“Caccia subitu i foto i Manna”: il testo dell’interrogazione parlamentare di Parentela (M5s)

Il parlamentare del M5s Paolo Parentela ha reso noto il testo dell’interrogazione presentata alla Camera al Ministro dell’Interno a proposito dell’aggressione subita nei giorni scorsi dal cronista di Iacchite’ Michele Santagata. Lo riportiamo integralmente. 

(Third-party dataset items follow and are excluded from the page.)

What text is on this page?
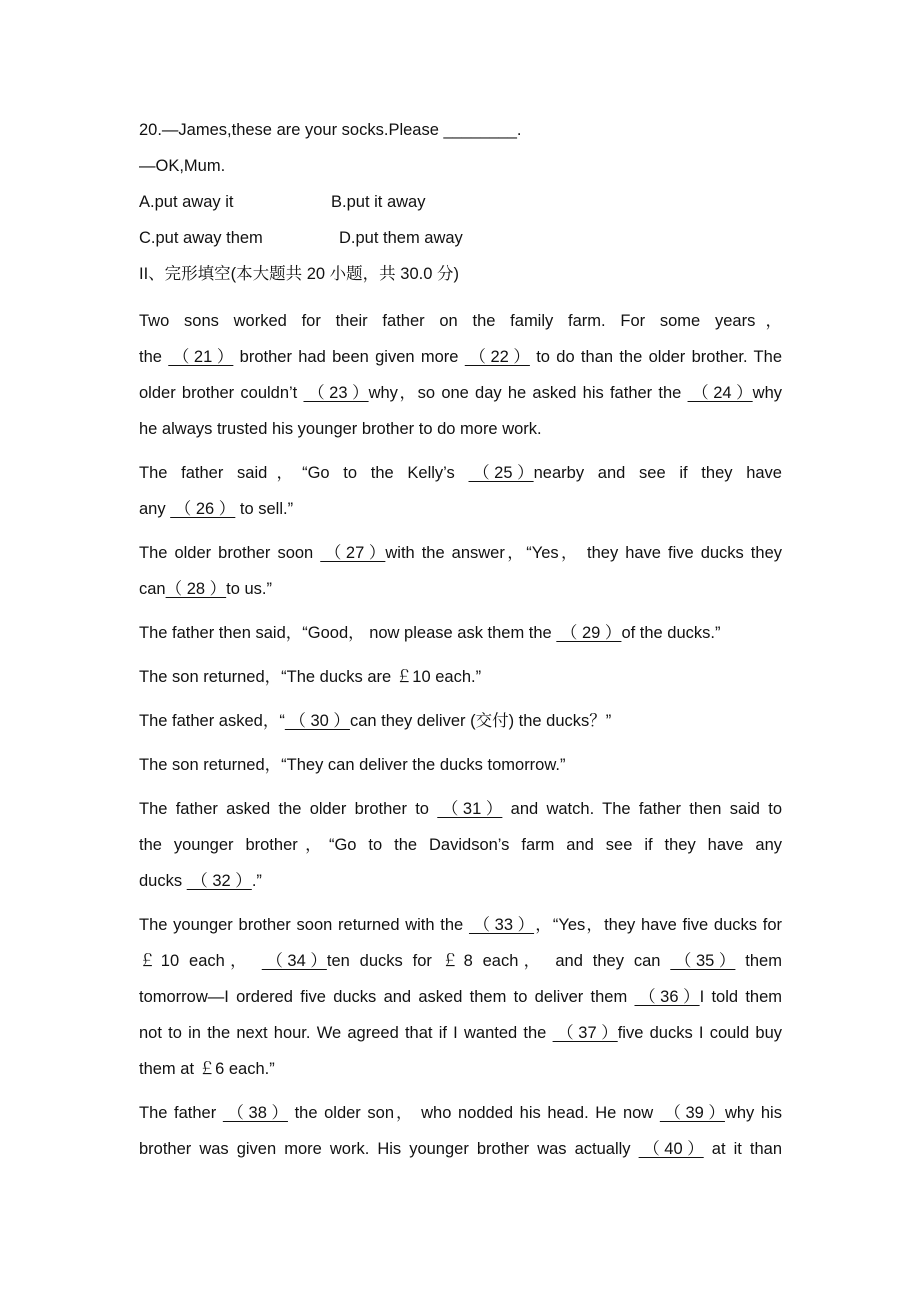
20.—James,these are your socks.Please ________.
—OK,Mum.
A.put away it	B.put it away
C.put away them	D.put them away
II、完形填空(本大题共 20 小题，共 30.0 分)
Two sons worked for their father on the family farm. For some years，
the  （ 21 ） brother had been given more  （ 22 ） to do than the older brother. The
older brother couldn’t  （ 23 ）why，so one day he asked his father the  （ 24 ）why
he always trusted his younger brother to do more work.
The father said，“Go to the Kelly’s  （ 25 ）nearby and see if they have
any  （ 26 ） to sell.”
The older brother soon  （ 27 ）with the answer，“Yes， they have five ducks they
can（ 28 ）to us.”
The father then said，“Good， now please ask them the  （ 29 ）of the ducks.”
The son returned，“The ducks are ￡10 each.”
The father asked，“ （ 30 ）can they deliver (交付) the ducks？”
The son returned，“They can deliver the ducks tomorrow.”
The father asked the older brother to  （ 31 ） and watch. The father then said to
the younger brother，“Go to the Davidson’s farm and see if they have any
ducks  （ 32 ）.”
The younger brother soon returned with the  （ 33 ），“Yes，they have five ducks for
￡10 each，  （ 34 ）ten ducks for ￡8 each， and they can  （ 35 ） them
tomorrow—I ordered five ducks and asked them to deliver them  （ 36 ）I told them
not to in the next hour. We agreed that if I wanted the  （ 37 ）five ducks I could buy
them at ￡6 each.”
The father  （ 38 ） the older son， who nodded his head. He now  （ 39 ）why his
brother was given more work. His younger brother was actually  （ 40 ） at it than
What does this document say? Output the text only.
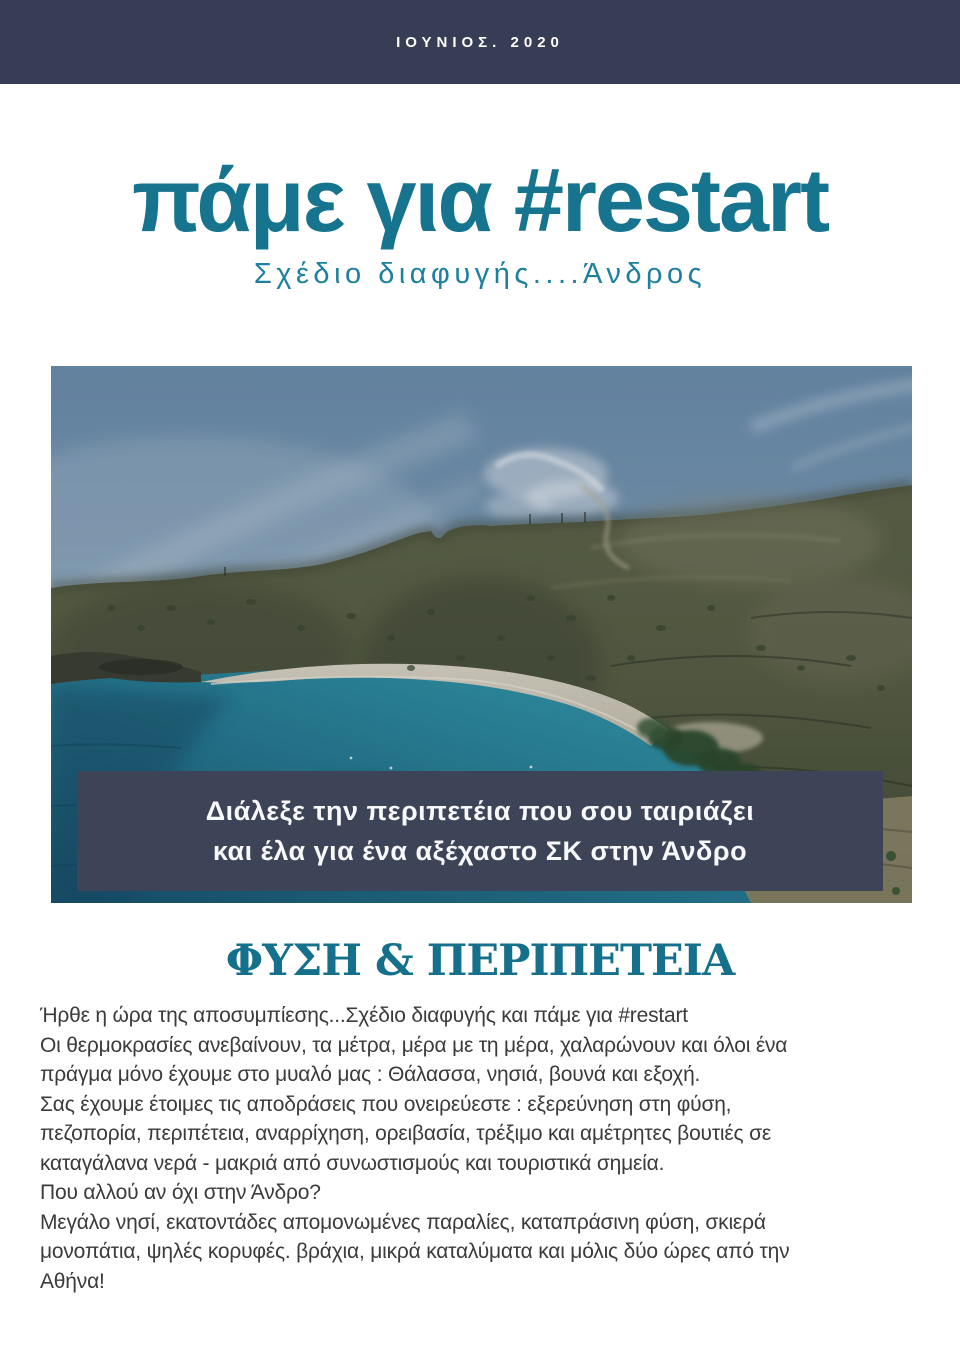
ΙΟΥΝΙΟΣ. 2020
πάμε για #restart
Σχέδιο διαφυγής....Άνδρος
Διάλεξε την περιπετέια που σου ταιριάζει
και έλα για ένα αξέχαστο ΣΚ στην Άνδρο
ΦΥΣΗ & ΠΕΡΙΠΕΤΕΙΑ
Ήρθε η ώρα της αποσυμπίεσης...Σχέδιο διαφυγής και πάμε για #restart
Οι θερμοκρασίες ανεβαίνουν, τα μέτρα, μέρα με τη μέρα, χαλαρώνουν και όλοι ένα
πράγμα μόνο έχουμε στο μυαλό μας : Θάλασσα, νησιά, βουνά και εξοχή.
Σας έχουμε έτοιμες τις αποδράσεις που ονειρεύεστε : εξερεύνηση στη φύση,
πεζοπορία, περιπέτεια, αναρρίχηση, ορειβασία, τρέξιμο και αμέτρητες βουτιές σε
καταγάλανα νερά - μακριά από συνωστισμούς και τουριστικά σημεία.
Που αλλού αν όχι στην Άνδρο?
Μεγάλο νησί, εκατοντάδες απομονωμένες παραλίες, καταπράσινη φύση, σκιερά
μονοπάτια, ψηλές κορυφές. βράχια, μικρά καταλύματα και μόλις δύο ώρες από την
Αθήνα!
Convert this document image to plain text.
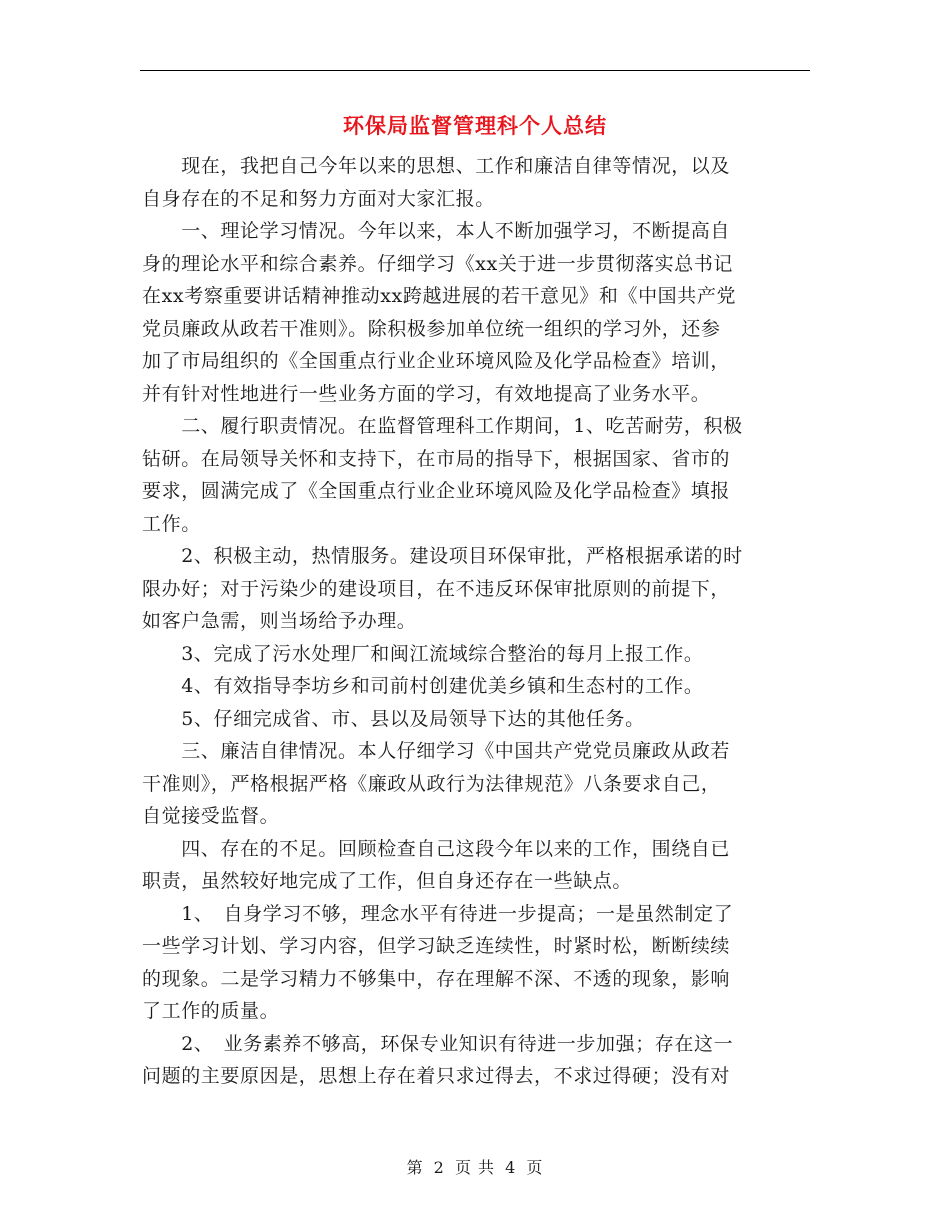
环保局监督管理科个人总结

　　现在，我把自己今年以来的思想、工作和廉洁自律等情况，以及
自身存在的不足和努力方面对大家汇报。

　　一、理论学习情况。今年以来，本人不断加强学习，不断提高自
身的理论水平和综合素养。仔细学习《xx关于进一步贯彻落实总书记
在xx考察重要讲话精神推动xx跨越进展的若干意见》和《中国共产党
党员廉政从政若干准则》。除积极参加单位统一组织的学习外，还参
加了市局组织的《全国重点行业企业环境风险及化学品检查》培训，
并有针对性地进行一些业务方面的学习，有效地提高了业务水平。

　　二、履行职责情况。在监督管理科工作期间，1、吃苦耐劳，积极
钻研。在局领导关怀和支持下，在市局的指导下，根据国家、省市的
要求，圆满完成了《全国重点行业企业环境风险及化学品检查》填报
工作。

　　2、积极主动，热情服务。建设项目环保审批，严格根据承诺的时
限办好；对于污染少的建设项目，在不违反环保审批原则的前提下，
如客户急需，则当场给予办理。

　　3、完成了污水处理厂和闽江流域综合整治的每月上报工作。

　　4、有效指导李坊乡和司前村创建优美乡镇和生态村的工作。

　　5、仔细完成省、市、县以及局领导下达的其他任务。

　　三、廉洁自律情况。本人仔细学习《中国共产党党员廉政从政若
干准则》，严格根据严格《廉政从政行为法律规范》八条要求自己，
自觉接受监督。

　　四、存在的不足。回顾检查自己这段今年以来的工作，围绕自已
职责，虽然较好地完成了工作，但自身还存在一些缺点。

　　1、　自身学习不够，理念水平有待进一步提高；一是虽然制定了
一些学习计划、学习内容，但学习缺乏连续性，时紧时松，断断续续
的现象。二是学习精力不够集中，存在理解不深、不透的现象，影响
了工作的质量。

　　2、　业务素养不够高，环保专业知识有待进一步加强；存在这一
问题的主要原因是，思想上存在着只求过得去，不求过得硬；没有对

第 2 页 共 4 页
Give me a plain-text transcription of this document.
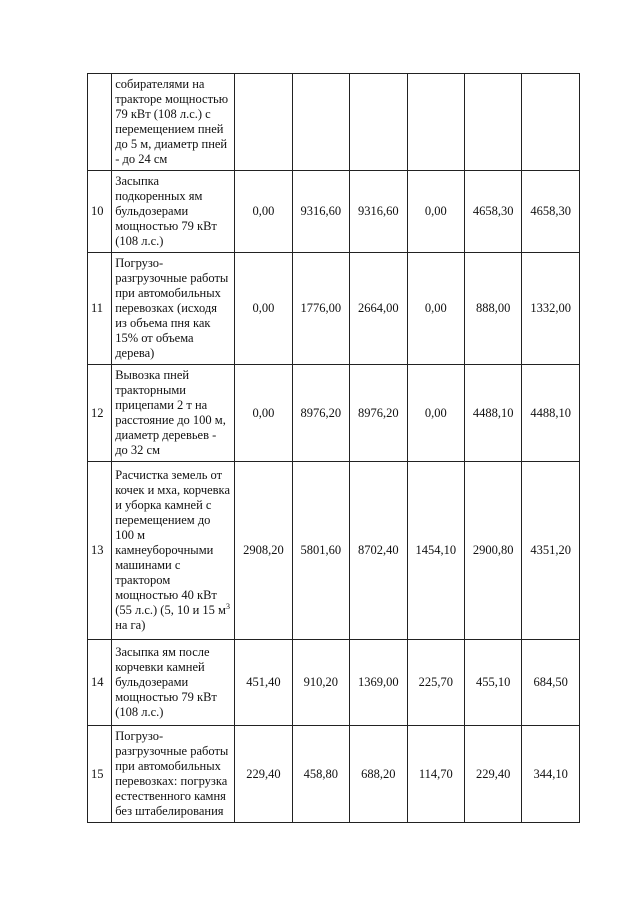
	собирателями на тракторе мощностью 79 кВт (108 л.с.) с перемещением пней до 5 м, диаметр пней - до 24 см						
10	Засыпка подкоренных ям бульдозерами мощностью 79 кВт (108 л.с.)	0,00	9316,60	9316,60	0,00	4658,30	4658,30
11	Погрузо-разгрузочные работы при автомобильных перевозках (исходя из объема пня как 15% от объема дерева)	0,00	1776,00	2664,00	0,00	888,00	1332,00
12	Вывозка пней тракторными прицепами 2 т на расстояние до 100 м, диаметр деревьев - до 32 см	0,00	8976,20	8976,20	0,00	4488,10	4488,10
13	Расчистка земель от кочек и мха, корчевка и уборка камней с перемещением до 100 м камнеуборочными машинами с трактором мощностью 40 кВт (55 л.с.) (5, 10 и 15 $м^3$ на га)	2908,20	5801,60	8702,40	1454,10	2900,80	4351,20
14	Засыпка ям после корчевки камней бульдозерами мощностью 79 кВт (108 л.с.)	451,40	910,20	1369,00	225,70	455,10	684,50
15	Погрузо-разгрузочные работы при автомобильных перевозках: погрузка естественного камня без штабелирования	229,40	458,80	688,20	114,70	229,40	344,10
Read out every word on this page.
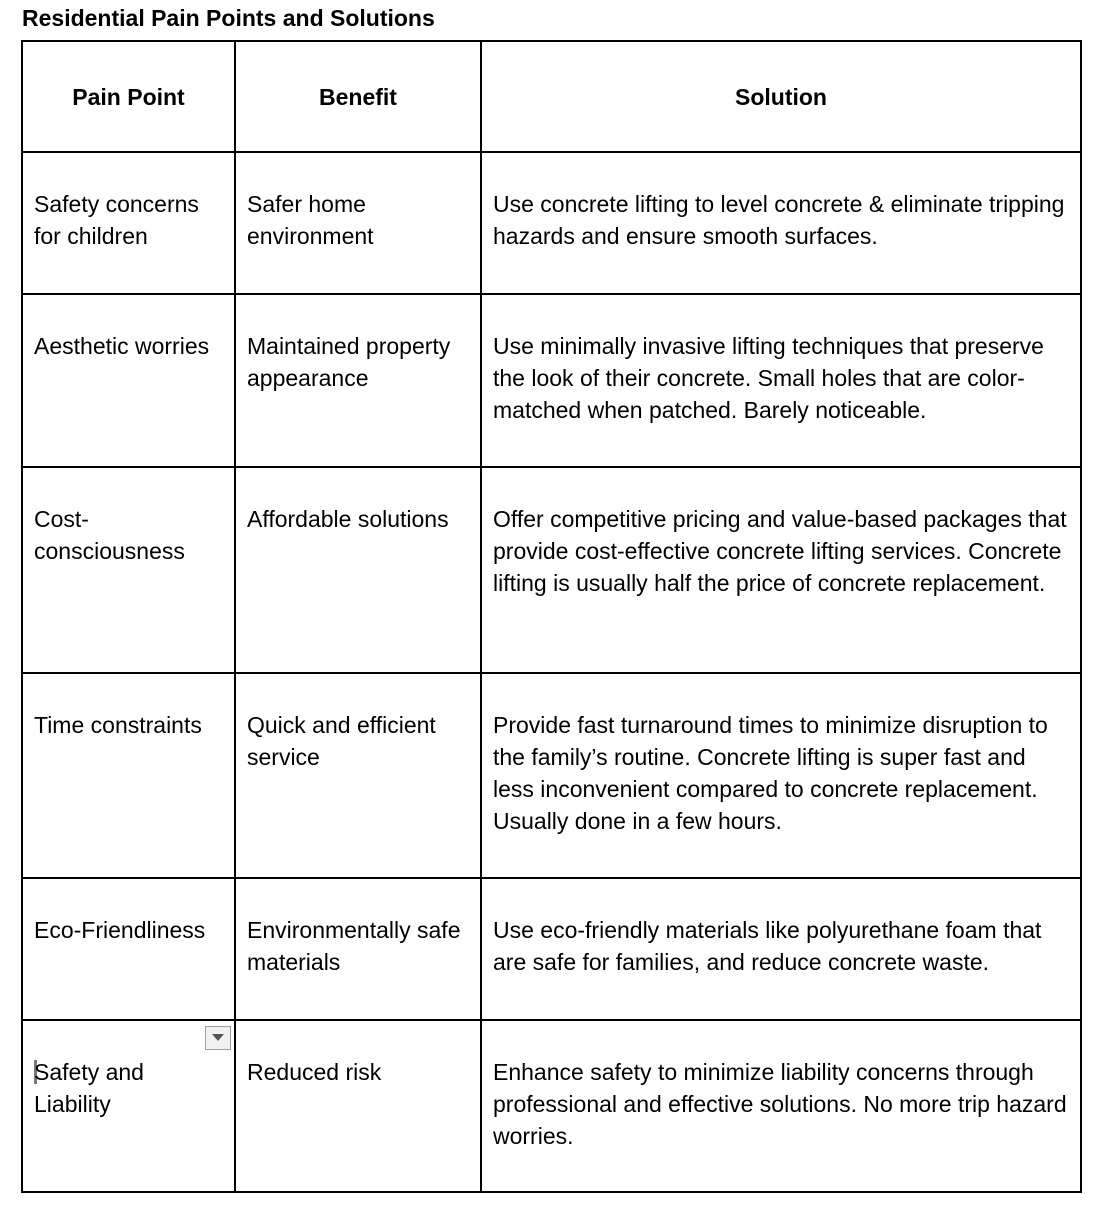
Residential Pain Points and Solutions
Pain Point	Benefit	Solution
Safety concerns for children	Safer home environment	Use concrete lifting to level concrete & eliminate tripping hazards and ensure smooth surfaces.
Aesthetic worries	Maintained property appearance	Use minimally invasive lifting techniques that preserve the look of their concrete. Small holes that are color-matched when patched. Barely noticeable.
Cost-consciousness	Affordable solutions	Offer competitive pricing and value-based packages that provide cost-effective concrete lifting services. Concrete lifting is usually half the price of concrete replacement.
Time constraints	Quick and efficient service	Provide fast turnaround times to minimize disruption to the family’s routine. Concrete lifting is super fast and less inconvenient compared to concrete replacement. Usually done in a few hours.
Eco-Friendliness	Environmentally safe materials	Use eco-friendly materials like polyurethane foam that are safe for families, and reduce concrete waste.

Safety and Liability	Reduced risk	Enhance safety to minimize liability concerns through professional and effective solutions. No more trip hazard worries.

PARENTELA — Al Ministro dell’interno — Per sapere – premesso che:
in un articolo pubblicato il 9 settembre 2020 dalla testata on line «Iacchitè» a firma di Michele Santagata, si riporta la notizia dell’aggressione che lo stesso giornalista ha subito da due persone, in pieno giorno e davanti a decine di testimoni, nei pressi della redazione della citata testata; i motivi dell’aggressione sarebbero legati, per quanto risulta nell’articolo, all’“uscita della notizia della richiesta di incidente probatorio nei confronti dell’avvocato Manna (sindaco di Rende (CS), ndr.), dell’avvocato Gullo e del mafioso Patitucci, indagati dalla Dda di Salerno per aver corrotto il giudice Petrini”; Santagata aggiunge ancora, nel suo articolo, che “abbiamo pubblicato una serie di articoli in cui sveliamo la strategia malandrina messa in atto dall’avvocato Manna, con la complicità dei suoi amici massomafiosi, per fermare l’inchiesta a loro carico. Oltre a pubblicare un secondo frame dove si vede l’avvocato Manna porgere al giudice Petrini un fascicolo, analizziamo le assurde motivazioni addotte dal Gip di Salerno nel rigetto della richiesta d’arresto del giudice Petrini. Motivazioni insensate che vanno oltre le competenze del Gip, segno evidente che la massomafia si è mossa per mettere a tacere il giudice canterino che nei suoi racconti ai pm di Salerno inguaia mezza Calabria, principalmente giudici e avvocati. Una vera e propria mina vagante. Un uomo da fermare. Un problema serio per certa magistratura”;

la solerzia – secondo l’articolista – di “Iacchite’” nel dare copertura mediatica a questa vicenda giudiziaria sarebbe la ragione che avrebbe portato all’aggressione, che, per fortuna, non ha avuto esiti più gravi grazie alla presenza di molte persone sul luogo dell’agguato; l’articolista, infine aggiunge che “sul luogo sono intervenuti gli uomini della Squadra Mobile a cui ho fornito il numero di targa dell’auto usata dai due per la fuga” –:

di quali notizie disponga in ordine al possibile movente dell’agguato e agli eventuali mandanti; quali iniziative abbia assunto od intenda assumere per garantire l’incolumità e la sicurezza personale del giornalista Michele Santagata.